Arrivée à Crit

Un mois autour de la Roumanie en Logan chez l’habitant

 

Crit : notre gîte

Crit est un  village à l’écart de la grande route. Dès qu’on arrive un sentiment d’étrangeté et d’abandon nous étreint. Les façades sont colorées, bien peintes mais aucun numéro n’est apparent. Nous suivons les indications de notre feuille de route. J’aborde un groupe de femmes assises sur un perron. Elles regardent mon papier

–    « c’est dans le centre !
–    « le centre ?? »

Ces larges rues gravillonnées et herbues ne semble mener nulle part. Y-a-t-il un centre ? On  sonne à une porte. Un homme parlant allemand saute dans sa voiture et nous conduit dans une autre rue en terre aux belles façades trop tranquilles.

Au gîte : notre chambre

Adrian nous accueille. Il déclare que nous mangerons chez lui mais nous installe dans une autre maison à l’écart. Beau portail, façade jaune repeinte à neuf. La cour n’est pas pimpante, toute couverte d’herbes. Les briques de la maison sont à nu. La cuisine est meublée d’éléments modernes sauf qu’il manque le principal : la cuisinière ! La grande salle a trois lits modernes anachroniques dans un décor ancien : tapis anciens, tissus brodés, ancienne suspension poutres soutenant des planches à peine équarries. On se croirait dans un éco-musée. Pour ajouter à la bizarrerie, il y a des prises électriques partout, un frigo et même une bouilloire électrique mais pas de courant.
Après notre séjour chez Ana nous sommes devenues difficiles. Après tout, nous n’étions pas partie en Roumanie pour des vacances de luxe ! Voici la version spartiate « chez l’habitant ». Notre moral en prend un coup. Imaginions-nous que nos allions faire des découvertes gastronomiques dans une cour bordée de géraniums pendant tout le mois de Juillet ?

Nous avons visité quatre citadelles aujourd’hui et nous avons besoin d’une pause au calme pour feuilleter la documentation, trouver des repères historiques. Depuis notre arrivée en Roumanie les visites  s’enchaînent sans que j’aie le temps de lire les guides. L’absence d’électricité est un peu déprimante. Ce défi à la modernité m’amuserait plutôt, n’était-ce le chargement des appareils-photos !
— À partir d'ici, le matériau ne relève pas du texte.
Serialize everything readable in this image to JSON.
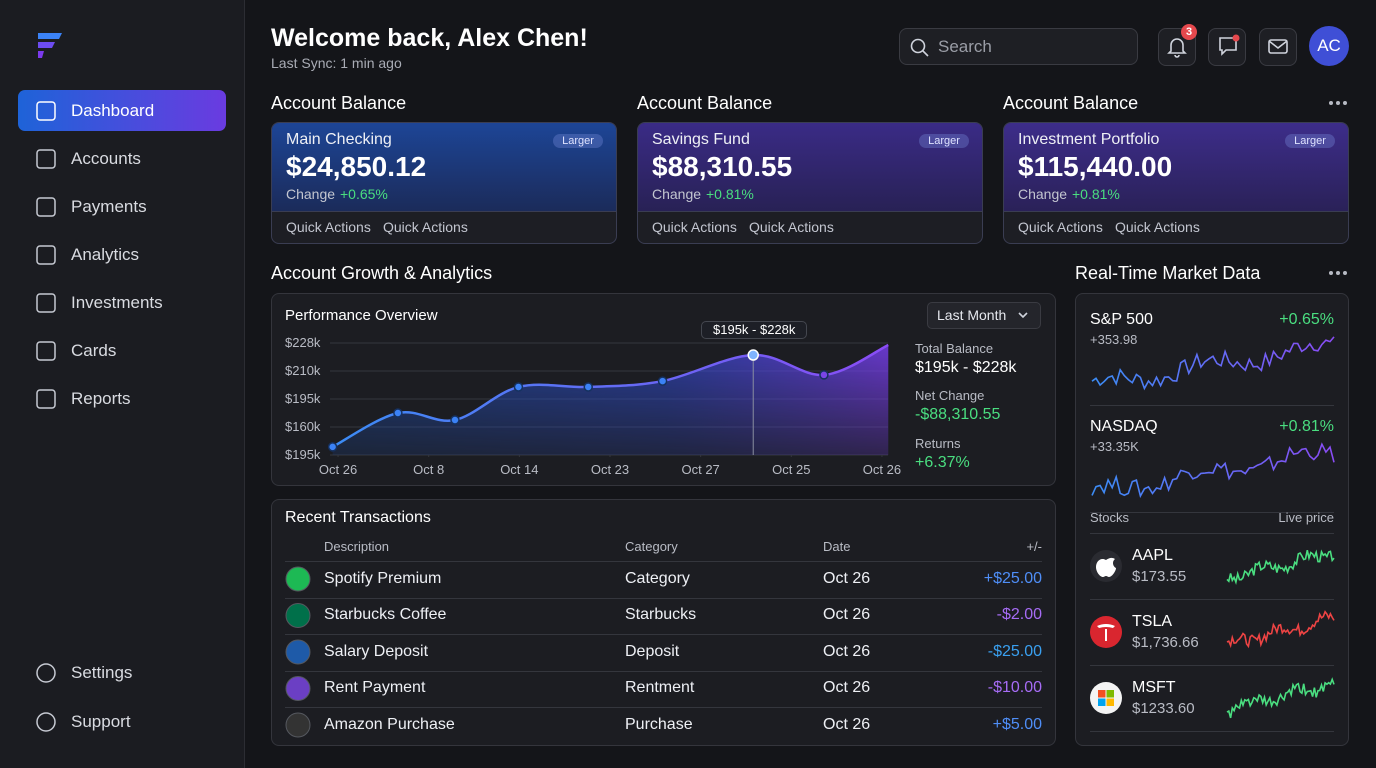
{
  "sidebar": {
    "nav": [
      "Dashboard",
      "Accounts",
      "Payments",
      "Analytics",
      "Investments",
      "Cards",
      "Reports"
    ],
    "footer_nav": [
      "Settings",
      "Support"
    ]
  },
  "header": {
    "title": "Welcome back, Alex Chen!",
    "subtitle": "Last Sync: 1 min ago",
    "search_placeholder": "Search",
    "notification_count": 3,
    "avatar": "AC"
  },
  "accounts": {
    "section_titles": [
      "Account Balance",
      "Account Balance",
      "Account Balance"
    ],
    "cards": [
      {
        "name": "Main Checking",
        "badge": "Larger",
        "balance": "$24,850.12",
        "change_label": "Change",
        "change": "+0.65%",
        "actions": [
          "Quick Actions",
          "Quick Actions"
        ]
      },
      {
        "name": "Savings Fund",
        "badge": "Larger",
        "balance": "$88,310.55",
        "change_label": "Change",
        "change": "+0.81%",
        "actions": [
          "Quick Actions",
          "Quick Actions"
        ]
      },
      {
        "name": "Investment Portfolio",
        "badge": "Larger",
        "balance": "$115,440.00",
        "change_label": "Change",
        "change": "+0.81%",
        "actions": [
          "Quick Actions",
          "Quick Actions"
        ]
      }
    ]
  },
  "growth": {
    "section_title": "Account Growth & Analytics",
    "range_select": "Last Month",
    "tooltip": "$195k - $228k",
    "chart_data": {
      "type": "line",
      "title": "Performance Overview",
      "color": "#4a8cf0",
      "xlim": [
        -0.1,
        6.1
      ],
      "xticks": [
        {
          "value": 0,
          "label": "Oct 26"
        },
        {
          "value": 1,
          "label": "Oct 8"
        },
        {
          "value": 2,
          "label": "Oct 14"
        },
        {
          "value": 3,
          "label": "Oct 23"
        },
        {
          "value": 4,
          "label": "Oct 27"
        },
        {
          "value": 5,
          "label": "Oct 25"
        },
        {
          "value": 6,
          "label": "Oct 26"
        }
      ],
      "ylim": [
        0,
        4
      ],
      "yticks": [
        {
          "value": 4,
          "label": "$228k"
        },
        {
          "value": 3,
          "label": "$210k"
        },
        {
          "value": 2,
          "label": "$195k"
        },
        {
          "value": 1,
          "label": "$160k"
        },
        {
          "value": 0,
          "label": "$195k"
        }
      ],
      "grid": true,
      "x": [
        -0.06,
        0.66,
        1.29,
        1.99,
        2.76,
        3.58,
        4.58,
        5.36,
        6.07
      ],
      "values": [
        0.29,
        1.5,
        1.25,
        2.43,
        2.43,
        2.64,
        3.57,
        2.86,
        3.93
      ]
    },
    "stats": [
      {
        "label": "Total Balance",
        "value": "$195k - $228k",
        "color": "#ffffff"
      },
      {
        "label": "Net Change",
        "value": "-$88,310.55",
        "color": "#4ade80"
      },
      {
        "label": "Returns",
        "value": "+6.37%",
        "color": "#4ade80"
      }
    ]
  },
  "transactions": {
    "title": "Recent Transactions",
    "columns": [
      "Description",
      "Category",
      "Date",
      "+/-"
    ],
    "rows": [
      {
        "description": "Spotify Premium",
        "category": "Category",
        "date": "Oct 26",
        "amount": "+$25.00",
        "color": "#4f8ef7"
      },
      {
        "description": "Starbucks Coffee",
        "category": "Starbucks",
        "date": "Oct 26",
        "amount": "-$2.00",
        "color": "#a66cf5"
      },
      {
        "description": "Salary Deposit",
        "category": "Deposit",
        "date": "Oct 26",
        "amount": "-$25.00",
        "color": "#3aa0f0"
      },
      {
        "description": "Rent Payment",
        "category": "Rentment",
        "date": "Oct 26",
        "amount": "-$10.00",
        "color": "#a66cf5"
      },
      {
        "description": "Amazon Purchase",
        "category": "Purchase",
        "date": "Oct 26",
        "amount": "+$5.00",
        "color": "#4f8ef7"
      }
    ]
  },
  "market": {
    "title": "Real-Time Market Data",
    "indices": [
      {
        "name": "S&P 500",
        "change": "+0.65%",
        "points": "+353.98"
      },
      {
        "name": "NASDAQ",
        "change": "+0.81%",
        "points": "+33.35K"
      }
    ],
    "stocks_label": "Stocks",
    "price_label": "Live price",
    "stocks": [
      {
        "ticker": "AAPL",
        "price": "$173.55"
      },
      {
        "ticker": "TSLA",
        "price": "$1,736.66"
      },
      {
        "ticker": "MSFT",
        "price": "$1233.60"
      }
    ]
  }
}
Je retourne chez Adrian porter de la lessive. En route j’observe les façades. Certaines sont lézardées. Un séisme a-t-il chassé les habitants ? Le village paraît vide, l’est-il vraiment ? Les électriciens s’affairent sur les câbles en plusieurs endroits : que s’est-il passé ?
Au dîner, Elena apporte un bouillon très léger dans lequel trempe une quenelle mousseuse, légère, délicieuse et où flottent des oignons finement ciselés. Je la complimente et lui demande la recette de la quenelle. Elle revient avec de la semoule fine (gries) qu’elle bat avec un œuf. La salade de chou vert est accompagnée de beignets de courgettes et de soja ainsi que de riz mélangé avec  des  carottes et des poivrons. Dîner végétarien ? Elena revient avec un délicieux gâteau aux noix et me tient compagnie. Son plus jeune fils (7 ans) va à l’école dans un village des environs. Nous connaissons déjà son aîné Alex qui conduit le tracteur et qui aide son père à faucher les herbes, il est scolarisé à Brasov à plus de 50 km.
je demande ce qui est arrivé au village :

-«  y a-t-il eu un séisme ? »

Elle me regarde étonnée.

–    « C’est un village saxon. Après la chute de Ceausescu  tous sont partis en Allemagne. Il ne reste plus que cinq familles allemandes. Les Roms se sont installés dans les maisons vides. »

Le village n’est donc pas désert. Mais les Roms l’occupent à leur manière.

–    « Ils n’aiment pas travailler », se plaint-elle.

Elle embaucherait volontiers du personnel.

–    « Ils ont beaucoup d’enfants et vivent de l’aide sociale. »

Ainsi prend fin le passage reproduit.